I had a 'friend', well there was this person who I thought was my friend, but she couldn't appreciate the realism when it was needed. When hardship came around it called for harsh awakenings and even bigger risks. Will she understand and appreciate the difficult advice? Will she shy away from my thinking because it wasn't her own? Yes. She wasn't able to digest perspectives. She was too wrapped up in her pretty picture to accept any kind of abstract content, but the truth is without, her illustration was sadly basic. She would rather remain comforted by those who applauded poor decisions and called it ‘living’. Oppose to possibly learning new approaches that would ultimately be her decision to make in the ending. I feel if you did not agree with her initial thoughts anything said would be taken as dictation. She refused to consider. She simply couldn’t appreciate an opinion, even worse, couldn’t foresee potential in anything, but her own choices. Me being the person I am can see both sides to this issue. She was either admirably strong minded or disturbingly stubborn. Who’s to say?
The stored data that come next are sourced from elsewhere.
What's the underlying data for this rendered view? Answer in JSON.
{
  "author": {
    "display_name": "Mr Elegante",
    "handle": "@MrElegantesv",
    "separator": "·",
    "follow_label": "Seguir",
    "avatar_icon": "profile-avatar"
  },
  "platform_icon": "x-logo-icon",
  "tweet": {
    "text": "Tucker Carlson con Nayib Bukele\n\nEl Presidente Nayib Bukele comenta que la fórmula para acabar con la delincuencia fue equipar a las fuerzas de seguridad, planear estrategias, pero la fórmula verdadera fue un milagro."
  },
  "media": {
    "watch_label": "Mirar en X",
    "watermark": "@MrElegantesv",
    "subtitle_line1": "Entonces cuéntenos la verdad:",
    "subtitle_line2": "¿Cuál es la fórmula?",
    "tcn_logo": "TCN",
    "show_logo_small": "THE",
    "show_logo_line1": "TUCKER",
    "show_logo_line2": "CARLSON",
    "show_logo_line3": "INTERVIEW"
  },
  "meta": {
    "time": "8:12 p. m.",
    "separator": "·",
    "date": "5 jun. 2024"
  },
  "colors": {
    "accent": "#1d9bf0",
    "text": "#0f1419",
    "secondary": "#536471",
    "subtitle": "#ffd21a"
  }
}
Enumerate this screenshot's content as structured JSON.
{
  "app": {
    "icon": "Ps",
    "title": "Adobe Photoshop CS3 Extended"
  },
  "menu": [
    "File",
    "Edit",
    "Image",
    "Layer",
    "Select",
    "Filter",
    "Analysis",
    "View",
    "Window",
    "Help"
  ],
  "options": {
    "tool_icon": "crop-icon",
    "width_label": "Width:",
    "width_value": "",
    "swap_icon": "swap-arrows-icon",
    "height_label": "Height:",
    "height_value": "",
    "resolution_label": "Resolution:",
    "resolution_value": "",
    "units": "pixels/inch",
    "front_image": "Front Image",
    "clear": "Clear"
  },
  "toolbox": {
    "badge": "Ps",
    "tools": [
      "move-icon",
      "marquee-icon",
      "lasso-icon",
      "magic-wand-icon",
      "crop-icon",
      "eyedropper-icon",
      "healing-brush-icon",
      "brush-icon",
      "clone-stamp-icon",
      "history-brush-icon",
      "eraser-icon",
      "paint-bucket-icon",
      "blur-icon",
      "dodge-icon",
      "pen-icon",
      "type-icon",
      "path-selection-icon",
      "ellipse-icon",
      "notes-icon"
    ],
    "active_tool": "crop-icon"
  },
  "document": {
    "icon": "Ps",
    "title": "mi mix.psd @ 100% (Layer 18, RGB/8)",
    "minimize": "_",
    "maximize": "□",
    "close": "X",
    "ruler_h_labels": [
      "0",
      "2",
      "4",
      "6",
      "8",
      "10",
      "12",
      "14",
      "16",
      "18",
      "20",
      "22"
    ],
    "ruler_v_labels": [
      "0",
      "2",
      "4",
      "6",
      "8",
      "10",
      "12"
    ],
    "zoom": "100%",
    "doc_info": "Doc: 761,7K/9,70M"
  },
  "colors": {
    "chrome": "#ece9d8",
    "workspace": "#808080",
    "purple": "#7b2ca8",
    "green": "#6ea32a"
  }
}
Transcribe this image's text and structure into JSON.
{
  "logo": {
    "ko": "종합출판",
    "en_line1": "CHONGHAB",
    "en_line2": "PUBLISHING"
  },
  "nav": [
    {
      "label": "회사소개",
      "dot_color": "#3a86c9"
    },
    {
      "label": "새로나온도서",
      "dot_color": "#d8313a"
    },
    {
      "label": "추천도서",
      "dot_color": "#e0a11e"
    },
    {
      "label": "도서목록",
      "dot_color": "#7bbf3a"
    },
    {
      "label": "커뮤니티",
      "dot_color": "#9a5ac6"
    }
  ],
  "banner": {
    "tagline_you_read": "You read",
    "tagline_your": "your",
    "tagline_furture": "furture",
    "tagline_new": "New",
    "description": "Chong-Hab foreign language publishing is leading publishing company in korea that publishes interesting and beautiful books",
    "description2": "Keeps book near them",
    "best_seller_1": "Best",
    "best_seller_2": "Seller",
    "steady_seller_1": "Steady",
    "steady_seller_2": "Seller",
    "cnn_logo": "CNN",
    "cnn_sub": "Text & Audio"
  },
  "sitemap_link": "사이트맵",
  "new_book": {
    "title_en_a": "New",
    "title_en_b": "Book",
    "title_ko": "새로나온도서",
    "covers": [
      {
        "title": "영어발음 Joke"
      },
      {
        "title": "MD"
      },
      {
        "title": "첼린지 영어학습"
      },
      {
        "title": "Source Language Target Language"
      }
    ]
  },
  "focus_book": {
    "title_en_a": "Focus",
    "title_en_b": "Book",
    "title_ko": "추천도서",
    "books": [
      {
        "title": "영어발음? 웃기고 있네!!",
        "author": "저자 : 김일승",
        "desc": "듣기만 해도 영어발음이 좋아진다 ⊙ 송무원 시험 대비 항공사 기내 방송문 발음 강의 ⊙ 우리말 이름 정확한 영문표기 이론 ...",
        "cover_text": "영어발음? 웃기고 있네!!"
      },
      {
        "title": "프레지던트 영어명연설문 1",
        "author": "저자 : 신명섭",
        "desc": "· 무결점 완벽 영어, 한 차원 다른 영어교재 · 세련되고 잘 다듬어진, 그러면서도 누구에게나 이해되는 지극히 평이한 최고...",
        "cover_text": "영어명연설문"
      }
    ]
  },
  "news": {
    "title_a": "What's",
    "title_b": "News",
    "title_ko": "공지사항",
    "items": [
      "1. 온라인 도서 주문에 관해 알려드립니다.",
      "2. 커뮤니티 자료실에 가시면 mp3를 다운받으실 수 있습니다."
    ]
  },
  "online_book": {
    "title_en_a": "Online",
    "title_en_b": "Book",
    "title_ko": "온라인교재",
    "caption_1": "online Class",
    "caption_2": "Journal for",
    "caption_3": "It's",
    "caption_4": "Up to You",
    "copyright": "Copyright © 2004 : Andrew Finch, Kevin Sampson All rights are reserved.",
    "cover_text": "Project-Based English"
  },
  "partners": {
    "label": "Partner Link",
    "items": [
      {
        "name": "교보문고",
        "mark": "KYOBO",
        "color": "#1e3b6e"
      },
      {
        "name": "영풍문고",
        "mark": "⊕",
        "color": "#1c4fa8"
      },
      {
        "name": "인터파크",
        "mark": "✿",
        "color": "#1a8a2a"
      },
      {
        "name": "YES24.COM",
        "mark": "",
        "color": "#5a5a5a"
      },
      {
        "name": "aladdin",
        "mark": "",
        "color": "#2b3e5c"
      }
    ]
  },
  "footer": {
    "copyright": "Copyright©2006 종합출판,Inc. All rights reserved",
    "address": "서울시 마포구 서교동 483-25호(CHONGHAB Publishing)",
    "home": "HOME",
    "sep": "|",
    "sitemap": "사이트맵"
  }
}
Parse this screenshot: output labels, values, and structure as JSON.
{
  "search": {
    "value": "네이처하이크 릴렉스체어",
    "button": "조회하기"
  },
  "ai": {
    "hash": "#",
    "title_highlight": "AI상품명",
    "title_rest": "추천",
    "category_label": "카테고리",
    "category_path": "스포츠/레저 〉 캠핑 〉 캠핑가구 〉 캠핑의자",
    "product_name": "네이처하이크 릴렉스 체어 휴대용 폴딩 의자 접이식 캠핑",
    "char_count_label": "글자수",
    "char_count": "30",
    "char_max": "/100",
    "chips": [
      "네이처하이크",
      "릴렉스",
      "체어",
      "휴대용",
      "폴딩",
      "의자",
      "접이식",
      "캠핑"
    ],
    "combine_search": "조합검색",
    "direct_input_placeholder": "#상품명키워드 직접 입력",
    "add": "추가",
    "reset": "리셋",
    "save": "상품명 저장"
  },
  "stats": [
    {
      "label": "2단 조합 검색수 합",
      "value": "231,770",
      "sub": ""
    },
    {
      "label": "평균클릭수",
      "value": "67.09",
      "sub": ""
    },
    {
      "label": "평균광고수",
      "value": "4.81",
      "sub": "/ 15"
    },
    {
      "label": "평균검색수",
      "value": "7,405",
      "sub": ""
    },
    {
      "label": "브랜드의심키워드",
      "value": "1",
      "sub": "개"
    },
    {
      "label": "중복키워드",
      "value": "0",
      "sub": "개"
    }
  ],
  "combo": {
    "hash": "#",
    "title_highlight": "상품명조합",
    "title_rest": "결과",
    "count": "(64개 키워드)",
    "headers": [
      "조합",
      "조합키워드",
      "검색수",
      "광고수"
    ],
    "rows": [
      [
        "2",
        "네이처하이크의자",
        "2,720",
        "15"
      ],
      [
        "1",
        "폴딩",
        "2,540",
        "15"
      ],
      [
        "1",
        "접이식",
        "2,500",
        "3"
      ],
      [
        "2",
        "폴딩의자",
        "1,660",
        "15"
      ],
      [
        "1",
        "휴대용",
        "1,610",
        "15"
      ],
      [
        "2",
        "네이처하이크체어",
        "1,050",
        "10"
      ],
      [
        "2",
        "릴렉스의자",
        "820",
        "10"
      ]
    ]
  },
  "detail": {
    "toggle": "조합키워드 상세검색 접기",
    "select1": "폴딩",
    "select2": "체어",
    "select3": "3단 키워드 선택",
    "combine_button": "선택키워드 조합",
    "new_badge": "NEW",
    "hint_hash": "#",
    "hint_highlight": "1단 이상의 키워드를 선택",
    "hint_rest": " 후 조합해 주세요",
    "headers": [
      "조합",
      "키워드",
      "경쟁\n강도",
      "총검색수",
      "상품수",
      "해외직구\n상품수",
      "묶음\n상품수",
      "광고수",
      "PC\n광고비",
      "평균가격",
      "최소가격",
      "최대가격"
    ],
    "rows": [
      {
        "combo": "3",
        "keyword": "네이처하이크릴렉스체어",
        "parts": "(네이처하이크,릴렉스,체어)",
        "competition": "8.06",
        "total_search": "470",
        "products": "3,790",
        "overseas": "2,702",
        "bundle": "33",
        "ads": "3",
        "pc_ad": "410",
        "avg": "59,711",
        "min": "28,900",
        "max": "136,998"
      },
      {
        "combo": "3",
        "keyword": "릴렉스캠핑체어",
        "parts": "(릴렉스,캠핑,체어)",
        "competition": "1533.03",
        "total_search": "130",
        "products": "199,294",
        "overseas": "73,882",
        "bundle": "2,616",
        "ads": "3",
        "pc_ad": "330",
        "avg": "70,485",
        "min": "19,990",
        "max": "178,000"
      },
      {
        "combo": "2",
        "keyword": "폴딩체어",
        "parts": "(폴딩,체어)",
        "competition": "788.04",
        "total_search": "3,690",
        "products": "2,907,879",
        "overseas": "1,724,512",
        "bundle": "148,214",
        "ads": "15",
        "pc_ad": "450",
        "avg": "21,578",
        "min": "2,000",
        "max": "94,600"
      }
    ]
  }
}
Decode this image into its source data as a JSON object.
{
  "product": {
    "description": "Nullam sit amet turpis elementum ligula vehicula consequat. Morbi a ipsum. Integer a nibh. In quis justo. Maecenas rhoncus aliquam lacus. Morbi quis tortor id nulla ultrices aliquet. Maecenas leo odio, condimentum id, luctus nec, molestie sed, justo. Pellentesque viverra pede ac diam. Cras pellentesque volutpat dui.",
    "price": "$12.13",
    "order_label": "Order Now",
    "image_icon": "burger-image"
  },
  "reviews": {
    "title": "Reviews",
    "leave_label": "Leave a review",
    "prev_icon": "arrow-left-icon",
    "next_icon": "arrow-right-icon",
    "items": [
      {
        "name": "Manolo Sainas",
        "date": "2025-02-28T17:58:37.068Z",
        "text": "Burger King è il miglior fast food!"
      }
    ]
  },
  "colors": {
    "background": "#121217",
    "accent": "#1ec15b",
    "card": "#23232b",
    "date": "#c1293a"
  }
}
The real mess within this interesting little girl was she began to change how she dealt with individuals she felt spoke against her thinking and decision making. The very same individuals who she is well aware would go through hell and high waters for her. The exact individuals who’s always put her best interest before their own even if it jeopardized their current situation. The very people who would not gain a thing, sometimes as little as a ‘thank you’, through helping her, but still chose to because they understood what it meant to be an actual friend. I was most definitely one of those individuals. I was the abstract she decided to exclude from her perfect simple picture. Due to the fact that I had it in me call upon her poor judgment, despite knowing how she’d feel about it, I was quickly deemed as a person she no longer owed decency, relations, respect or friendship at a whole. She suddenly became blind to the true gestures that proved I was a true friend. I never expected her to obey or swallow my opinion, but to at least hear where I was coming from. I never took it upon myself to force my voice in her ear, but I always wanted to assure I took time for the right events. Maybe I should have sat back like the rest or even evaded like most did. For some reason I chose to stay around and be that ‘bad guy’, and for what? To be left alone and seen as absolutely nothing.